If you've been on Twitter for any length of time, you'll have seen dozens of plaintive requests like this.
The same happens with missing people, lost dogs, and urgent political causes. Yes, it can be a little annoying to see the same thing again and again - but it's all for a good cause, right?
Hmmm... I'm not so sure. The act of retweeting something important is often called "boosting the signal." In this case, the "signal" is the worthy cause, the "noise" is the trivial information everyone else is posting.
Well, ok, I can deal with a little interruption to my day. And, hey, in this case all that retweeting worked!
I first saw the retweet about a week after the owners had been found. The original tweet just kept being retweeted. All those clicktavists failed to do the most cursory check. All it would have taken was to click on the original tweet, scroll through the user's timeline, and see there was no need to waste anyone's time.
Eventually, it seems, the original poster had the good sense to delete the tweet - sending it and the original image down the memory-hole. Problem sorted.
So now we have...
- Entirely the wrong continent! Waterloo, London and Waterloo, Ontario are 3,600 miles apart.
- Extremely out of date information.
- Dozens of people amplifying noise, rather than signal.

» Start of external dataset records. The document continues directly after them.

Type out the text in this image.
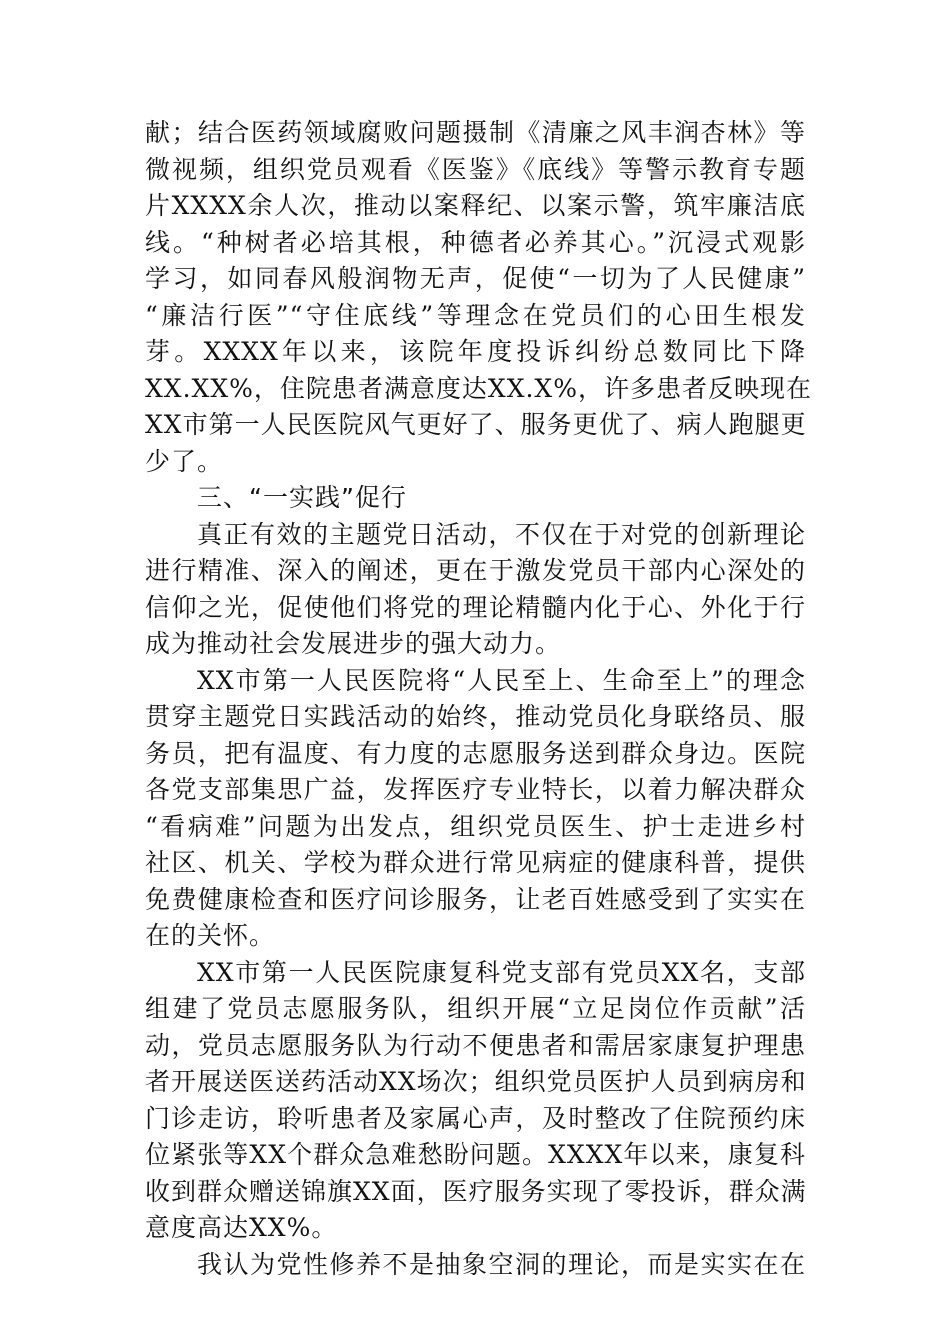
献；结合医药领域腐败问题摄制《清廉之风丰润杏林》等
微视频，组织党员观看《医鉴》《底线》等警示教育专题
片XXXX余人次，推动以案释纪、以案示警，筑牢廉洁底
线。“种树者必培其根，种德者必养其心。”沉浸式观影
学习，如同春风般润物无声，促使“一切为了人民健康”
“廉洁行医”“守住底线”等理念在党员们的心田生根发
芽。XXXX年以来，该院年度投诉纠纷总数同比下降
XX.XX%，住院患者满意度达XX.X%，许多患者反映现在
XX市第一人民医院风气更好了、服务更优了、病人跑腿更
少了。
三、“一实践”促行
真正有效的主题党日活动，不仅在于对党的创新理论
进行精准、深入的阐述，更在于激发党员干部内心深处的
信仰之光，促使他们将党的理论精髓内化于心、外化于行
成为推动社会发展进步的强大动力。
XX市第一人民医院将“人民至上、生命至上”的理念
贯穿主题党日实践活动的始终，推动党员化身联络员、服
务员，把有温度、有力度的志愿服务送到群众身边。医院
各党支部集思广益，发挥医疗专业特长，以着力解决群众
“看病难”问题为出发点，组织党员医生、护士走进乡村
社区、机关、学校为群众进行常见病症的健康科普，提供
免费健康检查和医疗问诊服务，让老百姓感受到了实实在
在的关怀。
XX市第一人民医院康复科党支部有党员XX名，支部
组建了党员志愿服务队，组织开展“立足岗位作贡献”活
动，党员志愿服务队为行动不便患者和需居家康复护理患
者开展送医送药活动XX场次；组织党员医护人员到病房和
门诊走访，聆听患者及家属心声，及时整改了住院预约床
位紧张等XX个群众急难愁盼问题。XXXX年以来，康复科
收到群众赠送锦旗XX面，医疗服务实现了零投诉，群众满
意度高达XX%。
我认为党性修养不是抽象空洞的理论，而是实实在在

- Some poor family having their photos splashed about over the Internet without their consent.
But all that retweeting adds awareness, right?
We are, to quote Terry Pratchett pan narrans - The Storytelling Chimpanzee. We love chattering to each other, making up stories, and teaching cautionary morality tales.
We also have a very strange attitude to risk. The canonical example is this...
Imagine that you're part of a small, prehistoric tribe. A hunter comes back and says "there are crocodiles in the river!" Naturally, you run and tell everyone! There is serious danger to you and your tribe. It is a huge evolutionary advantage to raise the alarm.
The next day the hunter comes back and says "There are some beautiful flowers growing up that hill." Do you tell anyone the good news? No. It confers no special advantage, you're not removing them from danger. How will it help to know something like that?
It's exactly what we see with the first two tweet. Hundreds of people pile on to share the "bad" news - they want to raise the alarm. Barely 0.5% of that number retweet the "good" news.
Our perception is that the risks of passing along incorrect information is low. Much better to hear bad news and be prepared - than to live in ignorance. Even if that ignorance is factually correct!
This is false. Passing along "bad news" without checking its accuracy has an overall detrimental affect.
- Each false report uses up space which could be used for an accurate one.
- People become desensitised - the "boy who cried wolf" effect.
- The usefulness of the channel is reduced - why go on Twitter if it is just endless bogus pleas for help?
- You risk looking like an idiot.
- Most importantly, it will annoy me.
Look at it this way. It takes only a minute of your time to verify if a tweet asking for help is genuine. That minute of your time will save time for your followers, and their followers, and so on.
Please! Before you hit the retweet button, check your sources!